Are marine organisms able to adapt to ocean acidification?
An international group of researchers under leadership of the Alfred Wegener Institute for Polar and Marine Research demands a stronger consideration of evolutionary adaptations in predictive models. For shell-forming marine algae the scientists compared laboratory experiments with fossil collections. Coccolithophorids – unicellular planktonic algae of only a few thousandths of millimetres – developed malformations of their calcium carbonate skeleton when grown experimentally in seawater of varying acidity. In contrast, fossils of the same species dating back to periods of various carbon dioxide concentrations had intact skeletons. The researchers conclude that the organisms’ ability to adapt to changing environmental conditions is greater than previously acknowledged in prediction models.
Greenhouse gases in the oceans impede growth
Almost half of the carbon dioxide released through the burning of fossil fuels is re-absorbed in the oceans. This means that marine systems become increasingly acidic, impeding organisms in their formation of calcium carbonate skeletons. Over the past years, a reduced chance of survival through ocean acidification has already been detected for marine organisms such as corals and snails. Laboratory studies on minute marine algae, so-called Coccolithophories, now give similar results. “In our laboratory experiments, we demonstrated that one of the two species investigated produced less calcium carbonate with both reduced or increased carbon dioxide concentrations in seawater”, explains biologist Gerald Langer of the Alfred Wegener Institute. “In addition to reduced calcium carbonate production, the Coccolithophorids show malformations of their lime skeletons.”
Important pipsqueaks
Due to their high abundance, coccolithophorids are among the most significant primary producers in the world’s oceans and they are located at the basis of food chain. Occurring in enormous numbers, Coccolithophorids influence the global carbon cycle ,the global weather, and climate systems. The disappearance of these organisms following acidification of the oceans would have profound consequences.
Evolutionary race
However, extinction is not inevitable. This, researchers have concluded from rock deposits, such as the chalk cliffs of Rügen, consisting nearly 100 percent of fossil coccolithophores. “Some of the Coccolithophorids in the chalk cliffs were deposited under much elevated carbon dioxide concentrations in the ocean.
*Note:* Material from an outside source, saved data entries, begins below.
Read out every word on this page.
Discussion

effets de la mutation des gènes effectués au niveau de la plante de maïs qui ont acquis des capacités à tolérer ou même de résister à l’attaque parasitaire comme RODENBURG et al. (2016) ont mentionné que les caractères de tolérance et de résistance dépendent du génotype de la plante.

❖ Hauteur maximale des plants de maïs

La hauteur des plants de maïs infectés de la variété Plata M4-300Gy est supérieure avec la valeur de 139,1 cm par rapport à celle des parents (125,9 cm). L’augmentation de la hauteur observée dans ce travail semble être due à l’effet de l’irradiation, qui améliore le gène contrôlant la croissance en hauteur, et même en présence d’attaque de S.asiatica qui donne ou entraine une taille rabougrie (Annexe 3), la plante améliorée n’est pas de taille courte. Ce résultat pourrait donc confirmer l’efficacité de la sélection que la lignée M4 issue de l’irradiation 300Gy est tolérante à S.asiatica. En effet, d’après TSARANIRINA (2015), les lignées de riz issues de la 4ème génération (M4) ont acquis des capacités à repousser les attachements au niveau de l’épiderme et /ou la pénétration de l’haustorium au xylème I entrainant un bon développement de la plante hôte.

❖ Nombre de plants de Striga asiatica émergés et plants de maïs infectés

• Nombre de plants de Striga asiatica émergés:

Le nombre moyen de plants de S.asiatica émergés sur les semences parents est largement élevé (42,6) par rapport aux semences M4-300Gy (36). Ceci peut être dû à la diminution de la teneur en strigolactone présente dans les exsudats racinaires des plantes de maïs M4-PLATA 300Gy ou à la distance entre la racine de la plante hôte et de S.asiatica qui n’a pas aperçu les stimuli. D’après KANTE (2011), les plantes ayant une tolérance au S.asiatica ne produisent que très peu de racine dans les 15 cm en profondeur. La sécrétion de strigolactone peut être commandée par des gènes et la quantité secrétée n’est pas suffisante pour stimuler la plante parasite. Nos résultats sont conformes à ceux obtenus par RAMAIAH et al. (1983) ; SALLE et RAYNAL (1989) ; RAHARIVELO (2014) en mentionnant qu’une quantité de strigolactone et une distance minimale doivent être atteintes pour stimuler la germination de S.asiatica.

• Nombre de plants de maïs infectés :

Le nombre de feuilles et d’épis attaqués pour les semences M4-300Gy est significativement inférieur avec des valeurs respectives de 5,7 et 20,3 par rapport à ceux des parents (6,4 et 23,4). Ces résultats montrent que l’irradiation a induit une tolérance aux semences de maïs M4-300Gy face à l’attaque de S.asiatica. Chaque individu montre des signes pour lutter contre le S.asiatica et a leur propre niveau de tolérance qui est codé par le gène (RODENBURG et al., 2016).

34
Other than in our laboratory experiments, we did not find any construction abnormalities in the fossil calcium carbonate skeletons”, explains Markus Geisen of the Alfred Wegener Institute. “And also sediment cores from the past ice age – with lower carbon dioxide levels than today – show no skeletal deformations in the same species that we tested in the laboratory.”
From the scientists’ point of view, the discrepancy between laboratory tests and fossil records can be explained by the species’ evolutionary adaptability. Even without human influences, environmental conditions undergo continual changes. In order to escape extinctions, organisms must adapt to these changes. “In the past, Coccolithophorids have been able to adjust to changing carbon dioxide concentrations. Why should they not continue to do so in the future? However, they will need time”, comments Gerald Langer. In a next step, the researchers will address the question of how much time is needed for such adaptations in Coccolithophorids and other shelled marine organisms. The scientists already agree that evolutionary adaptations have not been sufficiently considered in predictions about the consequences of climate change.
Other than the Alfred Wegener Institute, scientists of the Leibniz Institute for Marine Sciences at the University of Kiel (IFM Geomar) and the Natural History Museum in London have contributed to the results of the studies that will be published shortly in the journal Geochemistry, Geophysics and Geosystems.